To boost his country’s domestic economy, another top priority for the new president is weaning Americans off his US$1.9-trillion stimulus package and back into the workforce. And that road to recovery is paved with gold, according to many forecasters, who estimate the U.S. economy will grow by more than 6% this year.
Although welcoming news, Heyman admits that keeping up with the supply demand won’t be easy for American companies. But the potential benefits for Canadian exporters are huge, he says.
“The U.S. is a net importing nation: We actually buy more than we sell, which gives a great opportunity for those who provide goods and services to the United States. We have shortages now as we’re ramping up from this significant economic downturn as a result of COVID-19, and we’re finding shortages throughout our supply chains. That’s a great place for Canada to come in and to help fill in some of the gaps that we have. That’s an important part of our supply chain relationship.”
Supporting the growth of small- and medium-size businesses is also paramount to our economic recovery and Heyman says there are plenty of opportunities to go around.
“For small businesses—this is a great entrepreneurial moment. This is a great moment for you to think about, ‘How do I expand my business to my neighbour, who is actually going to do well economically in the very near foreseeable future.’ Also, a lot of consumers have a lot of cash in their bank accounts that they didn’t spend during COVID-19, but will want to spend it now.”
If Canadian companies want to expand into the U.S. market, Heyman insists they need to think outside the box, look to the future and act fast.
“To use an old hockey saying: You want to skate to where the puck is going—not to where it currently is,” says the affable diplomat, who co-authored the New York Times bestseller, The Act of Diplomacy: Strengthening the Canada-U.S. Relationship in Times of Uncertainty, with this wife, Vicki.
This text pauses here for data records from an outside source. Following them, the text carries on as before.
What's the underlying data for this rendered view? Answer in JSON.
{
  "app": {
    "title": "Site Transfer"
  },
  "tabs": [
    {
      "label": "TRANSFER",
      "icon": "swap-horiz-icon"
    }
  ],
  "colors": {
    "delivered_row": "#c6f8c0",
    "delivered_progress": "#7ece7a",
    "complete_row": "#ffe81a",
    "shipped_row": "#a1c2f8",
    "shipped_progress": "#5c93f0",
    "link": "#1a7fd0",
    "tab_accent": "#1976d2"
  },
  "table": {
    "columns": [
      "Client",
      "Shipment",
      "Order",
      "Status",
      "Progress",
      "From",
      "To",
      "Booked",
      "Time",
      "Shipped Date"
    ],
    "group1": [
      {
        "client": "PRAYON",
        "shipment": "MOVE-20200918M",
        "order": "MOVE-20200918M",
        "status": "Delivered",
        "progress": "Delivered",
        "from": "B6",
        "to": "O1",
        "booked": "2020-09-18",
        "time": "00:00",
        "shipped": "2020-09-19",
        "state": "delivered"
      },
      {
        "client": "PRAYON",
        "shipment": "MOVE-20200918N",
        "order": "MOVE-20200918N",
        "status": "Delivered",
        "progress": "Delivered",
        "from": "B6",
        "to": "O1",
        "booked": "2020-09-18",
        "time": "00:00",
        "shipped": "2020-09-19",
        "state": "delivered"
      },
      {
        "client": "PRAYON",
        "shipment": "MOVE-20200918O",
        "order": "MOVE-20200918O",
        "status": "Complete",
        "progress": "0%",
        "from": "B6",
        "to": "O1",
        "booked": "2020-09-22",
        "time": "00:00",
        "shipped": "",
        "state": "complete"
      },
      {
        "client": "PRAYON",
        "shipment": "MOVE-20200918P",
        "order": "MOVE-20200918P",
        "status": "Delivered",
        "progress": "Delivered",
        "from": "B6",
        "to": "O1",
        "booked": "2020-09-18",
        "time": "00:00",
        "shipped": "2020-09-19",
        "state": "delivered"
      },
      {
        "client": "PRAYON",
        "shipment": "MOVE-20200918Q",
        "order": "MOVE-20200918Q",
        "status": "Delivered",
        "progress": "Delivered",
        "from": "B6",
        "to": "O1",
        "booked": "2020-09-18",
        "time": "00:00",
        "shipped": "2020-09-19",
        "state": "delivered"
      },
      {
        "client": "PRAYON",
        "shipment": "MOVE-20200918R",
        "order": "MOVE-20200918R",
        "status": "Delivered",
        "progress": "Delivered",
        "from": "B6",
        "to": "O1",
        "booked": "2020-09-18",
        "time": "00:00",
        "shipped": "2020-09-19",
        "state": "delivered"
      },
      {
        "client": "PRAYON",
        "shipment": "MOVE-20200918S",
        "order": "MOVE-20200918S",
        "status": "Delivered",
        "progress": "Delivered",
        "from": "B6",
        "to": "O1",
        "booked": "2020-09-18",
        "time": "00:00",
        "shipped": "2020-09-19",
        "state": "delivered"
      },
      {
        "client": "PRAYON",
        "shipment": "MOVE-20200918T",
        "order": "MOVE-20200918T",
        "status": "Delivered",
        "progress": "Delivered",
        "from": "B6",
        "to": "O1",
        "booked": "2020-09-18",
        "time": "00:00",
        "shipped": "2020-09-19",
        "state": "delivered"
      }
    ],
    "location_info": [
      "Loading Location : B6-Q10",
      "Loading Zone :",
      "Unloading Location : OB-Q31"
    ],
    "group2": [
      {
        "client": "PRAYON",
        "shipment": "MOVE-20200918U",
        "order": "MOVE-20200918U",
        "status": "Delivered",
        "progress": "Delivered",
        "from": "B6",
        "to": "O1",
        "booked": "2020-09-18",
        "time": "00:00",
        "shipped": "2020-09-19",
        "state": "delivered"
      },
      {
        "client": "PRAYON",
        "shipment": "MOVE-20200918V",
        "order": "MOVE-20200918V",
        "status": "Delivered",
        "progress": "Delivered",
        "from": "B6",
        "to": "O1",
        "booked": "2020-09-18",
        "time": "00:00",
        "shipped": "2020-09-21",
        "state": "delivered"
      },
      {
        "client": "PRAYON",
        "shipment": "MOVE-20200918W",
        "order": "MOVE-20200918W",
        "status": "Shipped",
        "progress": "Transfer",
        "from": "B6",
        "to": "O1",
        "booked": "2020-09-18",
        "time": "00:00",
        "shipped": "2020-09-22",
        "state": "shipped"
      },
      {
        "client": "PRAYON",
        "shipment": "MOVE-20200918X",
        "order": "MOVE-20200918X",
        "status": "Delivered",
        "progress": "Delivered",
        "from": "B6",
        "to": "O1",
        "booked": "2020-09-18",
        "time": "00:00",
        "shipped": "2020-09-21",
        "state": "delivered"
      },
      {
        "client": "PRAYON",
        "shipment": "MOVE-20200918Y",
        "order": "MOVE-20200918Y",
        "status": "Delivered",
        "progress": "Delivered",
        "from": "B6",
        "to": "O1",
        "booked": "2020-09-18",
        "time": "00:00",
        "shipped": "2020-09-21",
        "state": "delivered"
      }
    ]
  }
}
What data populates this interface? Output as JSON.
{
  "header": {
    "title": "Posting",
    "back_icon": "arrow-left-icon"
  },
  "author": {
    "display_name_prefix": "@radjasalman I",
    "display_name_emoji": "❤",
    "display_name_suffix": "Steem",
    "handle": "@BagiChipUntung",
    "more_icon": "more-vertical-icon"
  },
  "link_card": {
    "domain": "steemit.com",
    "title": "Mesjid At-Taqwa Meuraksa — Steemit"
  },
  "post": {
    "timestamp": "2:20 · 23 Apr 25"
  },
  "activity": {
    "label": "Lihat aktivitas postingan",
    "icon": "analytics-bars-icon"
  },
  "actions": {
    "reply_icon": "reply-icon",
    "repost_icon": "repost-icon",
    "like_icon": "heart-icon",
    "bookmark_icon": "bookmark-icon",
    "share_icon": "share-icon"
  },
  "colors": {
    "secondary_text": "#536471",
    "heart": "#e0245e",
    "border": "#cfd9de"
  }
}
“And where it’s going is innovation and creativity and entrepreneurship. It’s taking risks and looking at new and different ways of creating products and services that are more efficient, that fit the consumer needs—and consumer needs are changing. And they’re changing fast.”
Success through forward thinking
But forget status quo, warns the Chicago-based businessman.
“We’re not going back to just the way it was and leaving it where it is. You need to evolve your business and not get stuck in: ‘This is the way we’ve always done it, so we’re going to just continue to do it that way.’”
Whether it’s agri-tech, climate change projects, or the innovative auto industry, Heyman says opportunities are ripe for the picking.
“We are changing our energy infrastructure. Wind, solar, and other renewable sources of energy will continue to need to be developed, as well as vehicles and utilization from moving from fossil fuels to electric vehicles. It’s happening at a faster pace.
“What Canadian businessmen and women should be thinking about is your opportunity to go into this wildly expanding, growing U.S. economy and ship goods. There’s no better time.”